🤖 AI Summary
Autoregressive decoding in large language models incurs high latency, and existing multi-token prediction methods rely on strong independence assumptions that limit modeling fidelity. Method: We propose Parallel Token Prediction (PTP), the first framework to internalize the sampling process into the model architecture, enabling joint generation of multiple semantically coherent tokens in a single Transformer forward pass while strictly preserving expressivity over any autoregressive distribution—thereby eliminating restrictive independence assumptions.

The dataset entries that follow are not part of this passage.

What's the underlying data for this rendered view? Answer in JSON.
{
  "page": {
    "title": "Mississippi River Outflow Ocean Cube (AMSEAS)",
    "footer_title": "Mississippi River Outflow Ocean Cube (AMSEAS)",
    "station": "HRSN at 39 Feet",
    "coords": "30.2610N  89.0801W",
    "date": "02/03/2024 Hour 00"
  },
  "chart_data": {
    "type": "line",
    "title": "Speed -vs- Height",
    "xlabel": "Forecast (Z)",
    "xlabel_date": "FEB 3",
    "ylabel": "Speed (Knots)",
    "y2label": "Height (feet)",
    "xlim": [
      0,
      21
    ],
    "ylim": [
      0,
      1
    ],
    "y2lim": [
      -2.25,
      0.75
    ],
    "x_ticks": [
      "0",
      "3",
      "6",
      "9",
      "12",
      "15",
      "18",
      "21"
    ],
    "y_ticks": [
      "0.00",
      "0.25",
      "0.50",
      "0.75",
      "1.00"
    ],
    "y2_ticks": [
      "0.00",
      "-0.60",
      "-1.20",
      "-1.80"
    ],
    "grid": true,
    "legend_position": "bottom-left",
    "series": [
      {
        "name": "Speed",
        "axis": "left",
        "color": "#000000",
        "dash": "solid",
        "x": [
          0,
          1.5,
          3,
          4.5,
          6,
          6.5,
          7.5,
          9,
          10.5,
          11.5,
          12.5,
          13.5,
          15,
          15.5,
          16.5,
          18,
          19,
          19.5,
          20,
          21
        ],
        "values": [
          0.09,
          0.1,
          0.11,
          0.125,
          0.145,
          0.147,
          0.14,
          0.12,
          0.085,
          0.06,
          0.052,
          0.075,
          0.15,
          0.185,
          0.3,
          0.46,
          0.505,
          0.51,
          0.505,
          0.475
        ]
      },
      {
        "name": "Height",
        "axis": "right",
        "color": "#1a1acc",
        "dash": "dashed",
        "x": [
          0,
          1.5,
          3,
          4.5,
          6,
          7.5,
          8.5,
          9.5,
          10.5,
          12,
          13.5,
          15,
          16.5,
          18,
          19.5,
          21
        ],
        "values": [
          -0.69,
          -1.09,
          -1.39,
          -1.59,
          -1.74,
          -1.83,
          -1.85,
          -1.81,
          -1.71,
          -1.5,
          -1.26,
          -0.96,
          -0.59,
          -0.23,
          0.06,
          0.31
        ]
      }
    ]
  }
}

PTP integrates inverse autoregressive training with explicit sampling modeling and supports both teacher-free and distillation-based training. Results: Evaluated on Vicuna-7B, PTP achieves 4.12 average accepted tokens per speculative step on Spec-Bench, maintains full modeling capability for long-sequence generation, and attains state-of-the-art performance in speculative decoding.
📝 Abstract
We propose Parallel Token Prediction (PTP), a universal framework for parallel sequence generation in language models. PTP jointly predicts multiple dependent tokens in a single transformer call by incorporating the sampling procedure into the model. This reduces the latency bottleneck of autoregressive decoding, and avoids the restrictive independence assumptions common in existing multi-token prediction methods. We prove that PTP can represent arbitrary autoregressive sequence distributions. PTP is trained either by distilling an existing model or through inverse autoregressive training without a teacher. Experimentally, we achieve state-of-the-art speculative decoding performance on Vicuna-7B by accepting over four tokens per step on Spec-Bench. The universality of our framework indicates that parallel generation of long sequences is feasible without loss of modeling power.